Alchemy 2016
Final chapter in a tremendous trilogy of progressive ambience designed to lure the listener away from gloom.
A finale of sorts, this album finds guitarist Jon Durant and PORCUPINE TREE’s bassist Colin Edwin further exploring experimental riches of sound and reaching out to its blissful edge. So if you’re looking for cathartic trip, “Emergent” might be exactly the experience you need.
The album’s title track can go some way to separate Edwin’s bottom end and Durant’s floating lines, yet its slow, pseudo violin-vexed, vortex is impossible to evade, and there’s euphoria in “The Confidence Of Ignorance” where rich, if rarefied, harmonies cautiously yield to tribal rhythms as if to evoke cosmic consciousness, so escape would be the last thing on the listener’s mind. A sensation of delicious enchantment descends with “The Bubble Bursts” even before chthonic bass is trying to shatter the piece’s serenity whose Bali-scented synthetic flute and rippling piano breathe with hot humidity only to be disturbed by funky rage and sprinkled by acoustic guitar, all without losing their blissful drama.
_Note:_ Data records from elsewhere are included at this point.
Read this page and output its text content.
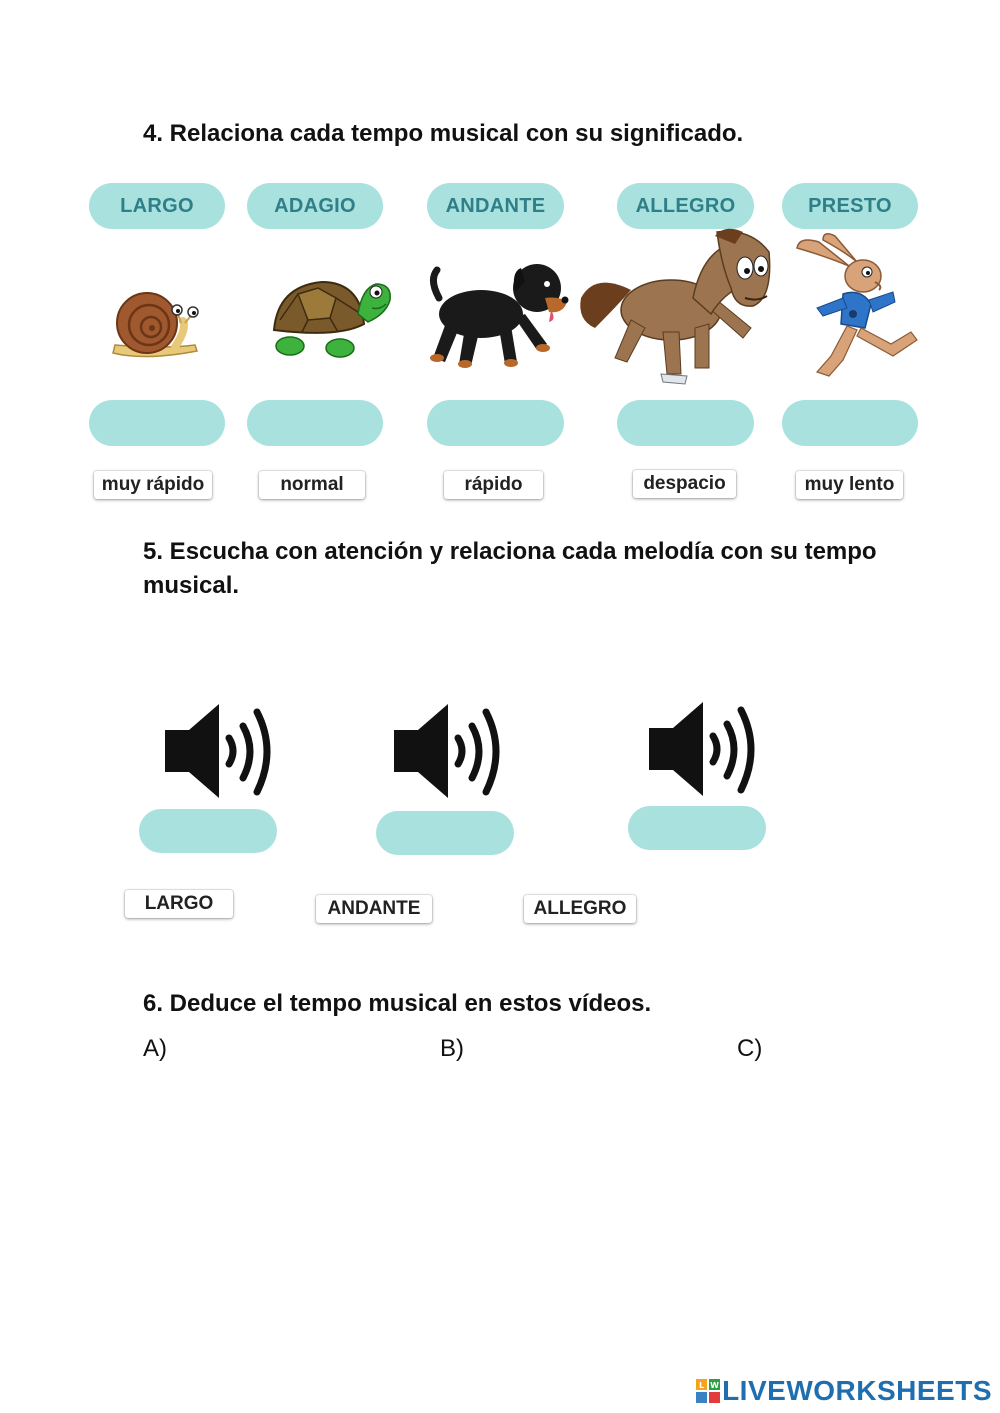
4. Relaciona cada tempo musical con su significado.
LARGO	ADAGIO	ANDANTE	ALLEGRO	PRESTO
muy rápido	normal	rápido	despacio	muy lento
5. Escucha con atención y relaciona cada melodía con su tempo musical.
LARGO	ANDANTE	ALLEGRO
6. Deduce el tempo musical en estos vídeos.
A)	B)	C)
L W LIVEWORKSHEETS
There’s no cooling it with “More Snow” as Vinny Sabatino’s one-man gamelan beats seep through an Eastern melody to spice up the electric slither born in the unison of fretted instruments, and the heavy, labyrinthine, almost orchestral “Turning Torso” excitedly vibrates in a space disco kind of manner. Elsewhere, “Until The Stars Go Out” is almost devoid of groove, the number’s minimalistic licks measuring the gloom which is stricken with glockenspiel-like splashes once decreasingly nebulous patterns are revealed. More energetic, if somehow languid, “Language Of Movement” has meandering strains of strings woven into a sunlit tapestry, but the lucid flutters of “Ghosts Aquatic” solidify in a crystalline elegy.
Somewhat unexpected if approached with a clear mind, “Emergent” is an ultimate realization of a dream.